The Nobel Assembly at Karolinska Institutet cited that the circadian clock anticipates and adapts our physiology to the different phases of the day. Researchers in the field of circadian biology, nicknamed as “chronobiology,” opine that the scientists’ work has had a major influence on their work in human health and medicine. Alzheimer’s, depression, attention-deficit/hyperactivity disorder (ADHD), heart disease, obesity and diabetes and other metabolic issues are among the many conditions that appear to be linked to circadian rhythms being out of whack.
Erol Fikrig, a researcher at Yale University who is studying whether the timing of insect bites impacts our ability to fight off diseases like dengue fever or Lyme disease, explained that our immune system, too, “is influenced by circadian rhythm, which can alter our ability to fight infections.”
Amita Sehgal, a neuroscientist at the University of Pennsylvania, was a postdoctoral student in Young’s lab from 1988 to 1993 and worked on the clock genes. Her research these days involves looking at how sleep appears to be controlled by the circadian clock. Although we sleep at night, our need to sleep appears to be independent of the clock. “If you didn’t have a clock, you would still sleep, but it would be randomly distributed throughout the day,” she said.
Young said that one of the most important areas of study built on their work is what happens when the clock runs too fast or too slow. Most recently, scientists have discovered that one per cent of humans worldwide have a mutation in the clock genes that is associated with delayed sleep or being a night owl. He said many of these individuals show up at sleep clinics wondering what to do, and the work provides a target to work on. According to Young “That’s powerful information that can inform lots of future work in the development of therapies” and there’s also growing research, mostly in animals, that supports the idea that maintaining a more regular schedule, including eating and sleeping, may contribute to longevity.

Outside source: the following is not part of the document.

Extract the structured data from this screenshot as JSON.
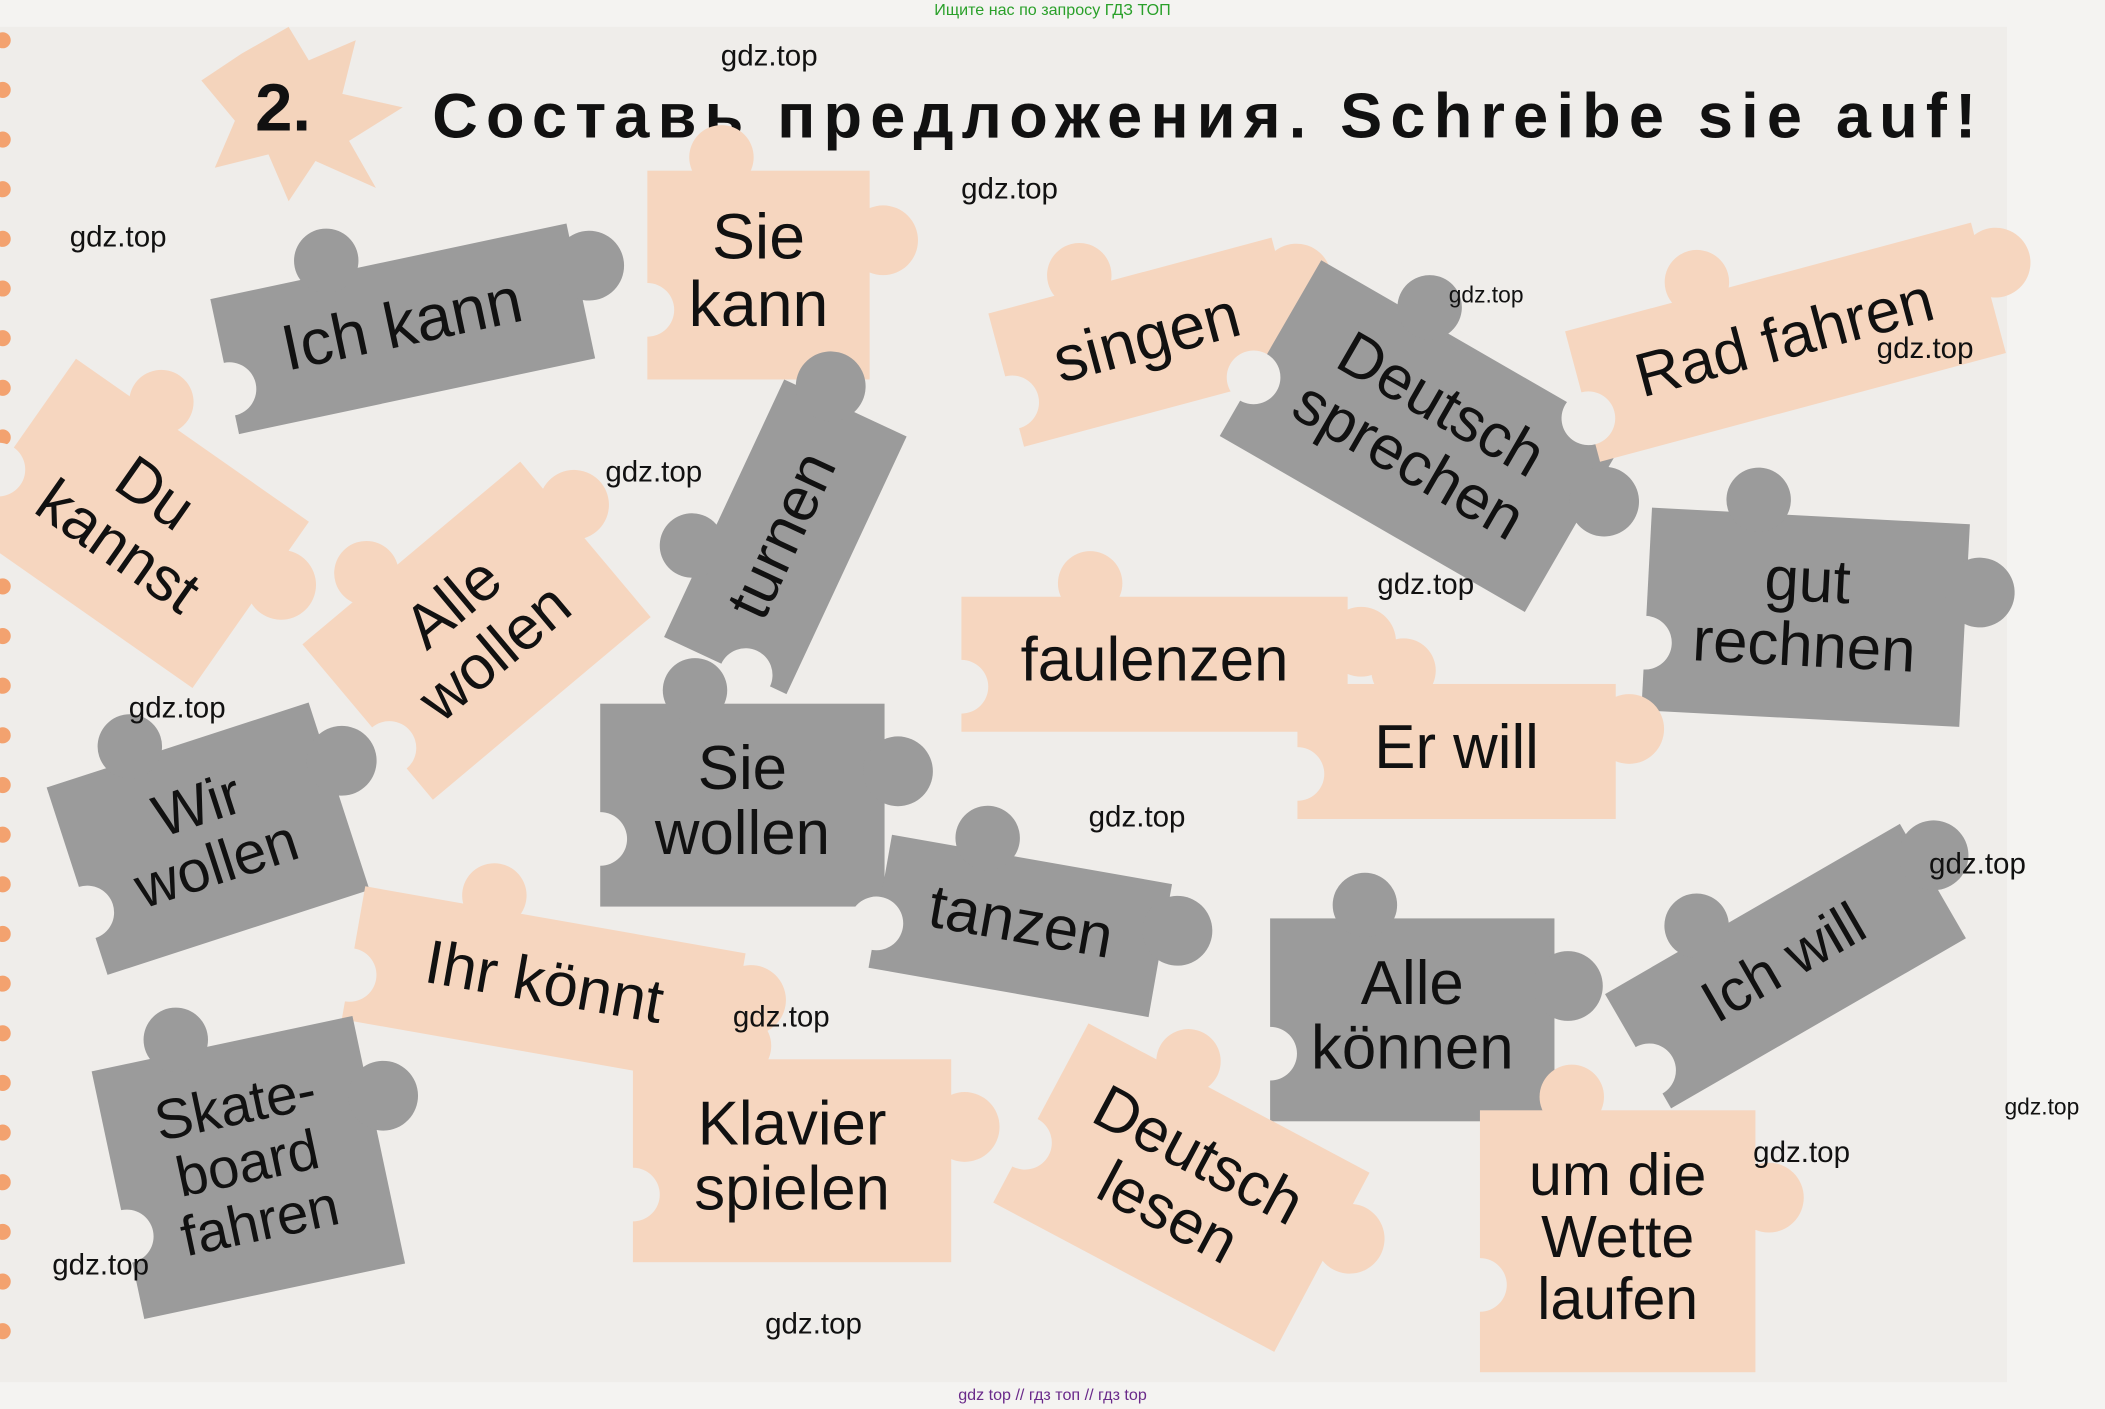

Jeffrey C. Hall was born 1945 in New York, USA. He received his doctoral degree in 1971 at the University of Washington in Seattle and was a postdoctoral fellow at the California Institute of Technology in Pasadena from 1971 to 1973. He joined the faculty at Brandeis University in Waltham in 1974. In 2002, he became associated with University of Maine.

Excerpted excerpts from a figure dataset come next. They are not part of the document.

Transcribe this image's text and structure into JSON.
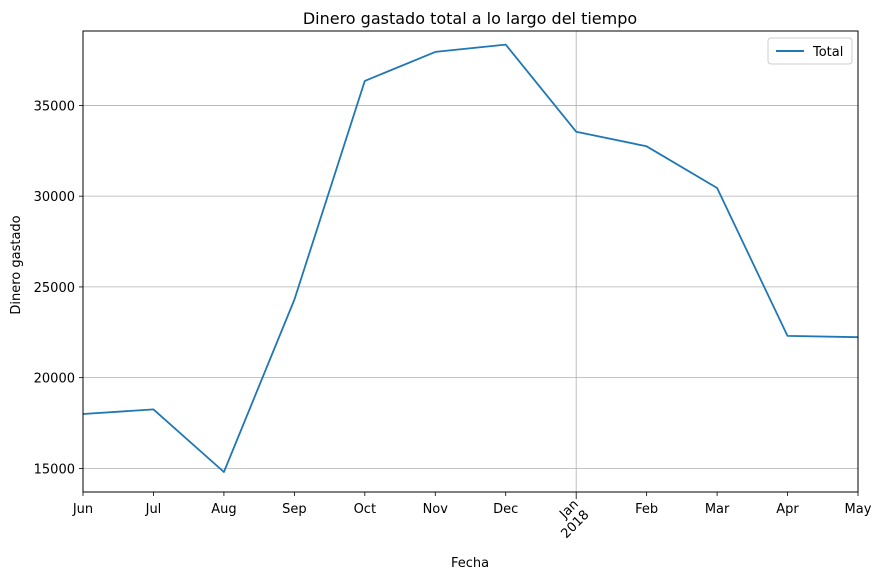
{
  "chart_data": {
    "type": "line",
    "title": "Dinero gastado total a lo largo del tiempo",
    "xlabel": "Fecha",
    "ylabel": "Dinero gastado",
    "x": [
      "2017-06",
      "2017-07",
      "2017-08",
      "2017-09",
      "2017-10",
      "2017-11",
      "2017-12",
      "2018-01",
      "2018-02",
      "2018-03",
      "2018-04",
      "2018-05"
    ],
    "x_tick_labels": [
      "Jun",
      "Jul",
      "Aug",
      "Sep",
      "Oct",
      "Nov",
      "Dec",
      "Jan\n2018",
      "Feb",
      "Mar",
      "Apr",
      "May"
    ],
    "series": [
      {
        "name": "Total",
        "color": "#1f77b4",
        "values": [
          18000,
          18250,
          14800,
          24300,
          36350,
          37950,
          38350,
          33550,
          32750,
          30450,
          22300,
          22230
        ]
      }
    ],
    "ylim": [
      13700,
      39100
    ],
    "y_ticks": [
      15000,
      20000,
      25000,
      30000,
      35000
    ],
    "grid": true,
    "legend_position": "top-right"
  }
}
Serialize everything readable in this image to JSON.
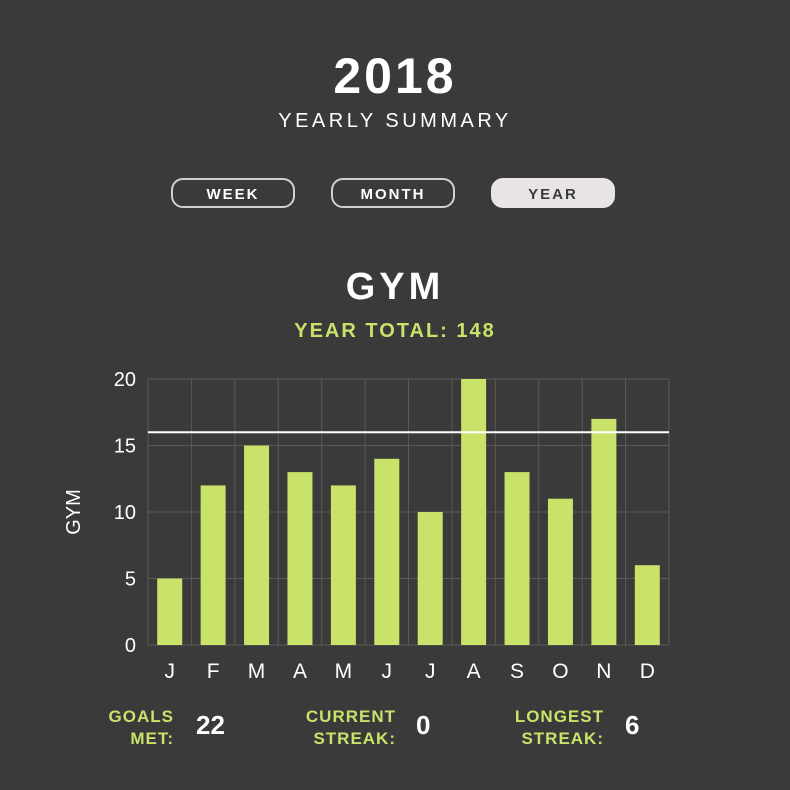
{
  "header": {
    "year": "2018",
    "subtitle": "YEARLY SUMMARY"
  },
  "tabs": [
    {
      "label": "WEEK",
      "active": false
    },
    {
      "label": "MONTH",
      "active": false
    },
    {
      "label": "YEAR",
      "active": true
    }
  ],
  "section": {
    "title": "GYM",
    "total_label": "YEAR TOTAL: 148"
  },
  "chart_data": {
    "type": "bar",
    "categories": [
      "J",
      "F",
      "M",
      "A",
      "M",
      "J",
      "J",
      "A",
      "S",
      "O",
      "N",
      "D"
    ],
    "values": [
      5,
      12,
      15,
      13,
      12,
      14,
      10,
      20,
      13,
      11,
      17,
      6
    ],
    "ylabel": "GYM",
    "ylim": [
      0,
      20
    ],
    "yticks": [
      0,
      5,
      10,
      15,
      20
    ],
    "goal_line": 16,
    "grid": true,
    "colors": {
      "bar": "#c8e26a",
      "goal_line": "#ffffff",
      "grid": "#5a5a5a",
      "axis_text": "#ffffff"
    }
  },
  "stats": [
    {
      "label": "GOALS\nMET:",
      "value": "22"
    },
    {
      "label": "CURRENT\nSTREAK:",
      "value": "0"
    },
    {
      "label": "LONGEST\nSTREAK:",
      "value": "6"
    }
  ]
}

Michael Rosbash was born in 1944 in Kansas City, USA. He received his doctoral degree in 1970 at the Massachusetts Institute of Technology in Cambridge. During the following three years, he was a postdoctoral fellow at the University of Edinburgh in Scotland. Since 1974, he has been on faculty at Brandeis University in Waltham, USA.
Michael W. Young was born in 1949 in Miami, USA. He received his doctoral degree at the University of Texas in Austin in 1975. Between 1975 and 1977, he was a postdoctoral fellow at Stanford University in Palo Alto. From 1978, he has been on faculty at the Rockefeller University in New York.